Here’s a philosophical question: If a Big Beer company’s “craft brewing” division does really well, does it help or hurt the smaller, independent craft breweries as defined by the Brewers Association? Maybe the answer is obvious, but it’s worth asking.
As reported in this interesting look at Big Beer companies’ craft beer divisions from CNN Money, MillerCoors is seeing most of its victories these days come from its Tenth and Blake brands like Leinenkugel and Blue Moon. Leinenkugel’s Summer Shandy in particular exploded this year with shipments up 24 percent, producing near 1 million barrels.
More significantly, Leinenkugel’s success led to almost double-digit volume growth in the third quarter for Tenth and Blake, the craft and imports division MillerCoors set up in 2010. Compare that to the 4 percent growth in net revenue per barrel for MillerCoors overall in the same quarter, and you start to think craft beer, long thought an impending threat to the big brewers, may be the solution to big beer’s bigger foe, wine and spirits, which have been eating into beer sales for a decade.
Those overall beer sales indeed are trending down, with the decreases coming from those recognizable market leading light beers.
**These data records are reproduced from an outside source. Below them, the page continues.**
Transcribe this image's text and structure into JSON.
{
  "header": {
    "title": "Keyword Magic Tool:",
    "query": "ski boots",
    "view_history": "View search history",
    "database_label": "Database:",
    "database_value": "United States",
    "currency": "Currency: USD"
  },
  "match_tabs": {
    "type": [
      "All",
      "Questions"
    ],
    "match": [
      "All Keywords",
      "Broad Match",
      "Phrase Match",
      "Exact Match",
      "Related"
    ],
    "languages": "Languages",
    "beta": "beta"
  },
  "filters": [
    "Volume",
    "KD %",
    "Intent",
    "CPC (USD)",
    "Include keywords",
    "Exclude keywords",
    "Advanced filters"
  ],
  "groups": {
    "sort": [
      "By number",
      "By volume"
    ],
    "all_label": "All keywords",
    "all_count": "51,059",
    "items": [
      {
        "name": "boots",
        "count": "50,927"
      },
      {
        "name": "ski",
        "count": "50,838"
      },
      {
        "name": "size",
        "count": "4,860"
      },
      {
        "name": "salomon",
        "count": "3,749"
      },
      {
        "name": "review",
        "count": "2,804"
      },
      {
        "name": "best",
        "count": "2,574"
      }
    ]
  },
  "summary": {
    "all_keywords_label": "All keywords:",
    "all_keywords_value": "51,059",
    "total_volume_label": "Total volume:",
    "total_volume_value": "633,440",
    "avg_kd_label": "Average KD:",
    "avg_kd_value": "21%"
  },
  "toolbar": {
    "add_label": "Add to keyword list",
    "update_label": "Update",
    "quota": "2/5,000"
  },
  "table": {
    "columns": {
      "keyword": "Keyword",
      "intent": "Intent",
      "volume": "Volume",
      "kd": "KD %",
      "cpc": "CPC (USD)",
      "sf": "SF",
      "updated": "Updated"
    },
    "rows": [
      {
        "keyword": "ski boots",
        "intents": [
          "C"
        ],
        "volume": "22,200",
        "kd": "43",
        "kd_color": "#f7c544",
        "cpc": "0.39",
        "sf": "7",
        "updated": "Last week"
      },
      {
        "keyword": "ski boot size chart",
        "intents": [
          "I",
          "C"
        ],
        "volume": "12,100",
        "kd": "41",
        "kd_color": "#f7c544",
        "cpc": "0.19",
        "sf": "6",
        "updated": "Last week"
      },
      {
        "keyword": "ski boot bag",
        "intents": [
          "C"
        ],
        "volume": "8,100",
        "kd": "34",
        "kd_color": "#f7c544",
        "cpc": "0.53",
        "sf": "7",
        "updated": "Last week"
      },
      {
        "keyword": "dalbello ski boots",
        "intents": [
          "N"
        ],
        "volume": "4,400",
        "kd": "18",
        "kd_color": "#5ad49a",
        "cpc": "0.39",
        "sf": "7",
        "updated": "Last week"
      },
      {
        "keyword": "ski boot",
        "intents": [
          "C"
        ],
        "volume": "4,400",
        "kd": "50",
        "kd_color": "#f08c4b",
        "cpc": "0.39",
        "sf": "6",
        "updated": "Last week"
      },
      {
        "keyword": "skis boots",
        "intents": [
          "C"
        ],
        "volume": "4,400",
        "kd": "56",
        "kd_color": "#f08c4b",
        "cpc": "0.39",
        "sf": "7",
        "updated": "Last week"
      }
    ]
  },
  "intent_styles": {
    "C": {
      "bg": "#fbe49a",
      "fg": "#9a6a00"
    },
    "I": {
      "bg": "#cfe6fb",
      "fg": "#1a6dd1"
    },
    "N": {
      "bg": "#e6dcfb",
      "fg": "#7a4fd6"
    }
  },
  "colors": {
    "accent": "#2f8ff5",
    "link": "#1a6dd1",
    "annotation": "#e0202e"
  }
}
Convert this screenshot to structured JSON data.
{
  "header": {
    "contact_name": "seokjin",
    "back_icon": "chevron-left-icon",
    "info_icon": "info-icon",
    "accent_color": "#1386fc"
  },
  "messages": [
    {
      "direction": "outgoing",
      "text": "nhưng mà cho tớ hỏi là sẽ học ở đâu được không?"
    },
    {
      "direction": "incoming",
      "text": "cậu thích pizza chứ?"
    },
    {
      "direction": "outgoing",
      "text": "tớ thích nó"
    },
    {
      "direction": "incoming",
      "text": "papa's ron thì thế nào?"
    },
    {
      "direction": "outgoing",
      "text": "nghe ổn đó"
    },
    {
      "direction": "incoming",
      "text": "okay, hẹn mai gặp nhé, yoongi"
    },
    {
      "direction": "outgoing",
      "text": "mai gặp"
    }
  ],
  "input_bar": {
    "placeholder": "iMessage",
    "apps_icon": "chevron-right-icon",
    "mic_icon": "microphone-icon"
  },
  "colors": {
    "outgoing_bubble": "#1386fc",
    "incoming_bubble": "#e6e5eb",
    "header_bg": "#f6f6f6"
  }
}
So, a victory such as “up 24 percent” will likely get some deep thought from the executives at MillerCoors. As the CNN Money article puts it:
Tenth and Blake, which houses both Leinenkugel and Blue Moon — in addition to imports like Peroni and Pilsner Urquell — is something of an anomaly among mega-brewers; none of MillerCoors’s peers have a separate craft division. Maybe they should, considering Leinenkugel has given its big daddy such a boost: Summer Shandy, the “highest velocity” of the top 15 craft brands this summer, was second in sales only to Blue Moon Belgian White, another MillerCoors property.
Again we ask the question, what does the success of a seasonal beer product like Summer Shandy mean for the craft beer industry? Anything?
Put aside the definitions of craft beer for a second: Does a notable shift in consumer demand to a craft-type beer (in that, to a consumer, it is not expressly labeled AB or Miller) help grease the tracks for more interest in the wider population for newer, craftier beers? The theory here being there is a flight-to-quality trend, or at least a flight-to-more variety trend, taking place for more of the average drinkers out there. And by virtue of their playing in this space and expanding the average drinker’s appetite for beer, MillerCoors (and any others that join them) is increasing the pool of potential consumers for all craft beer.
Does this merely show the large brewing corporations that growth and earnings success only exists in buying or creating their own craft beers, potentially muscling their way into even more shelf and tap space with an increased portfolio?
Does this mean absolutely nothing, one way or the other, for 99 percent of craft brewers?
Does this just show that people like the taste of lemonade and that’s it? Maybe it means it’s time to create your own shandy for next summer drinking season.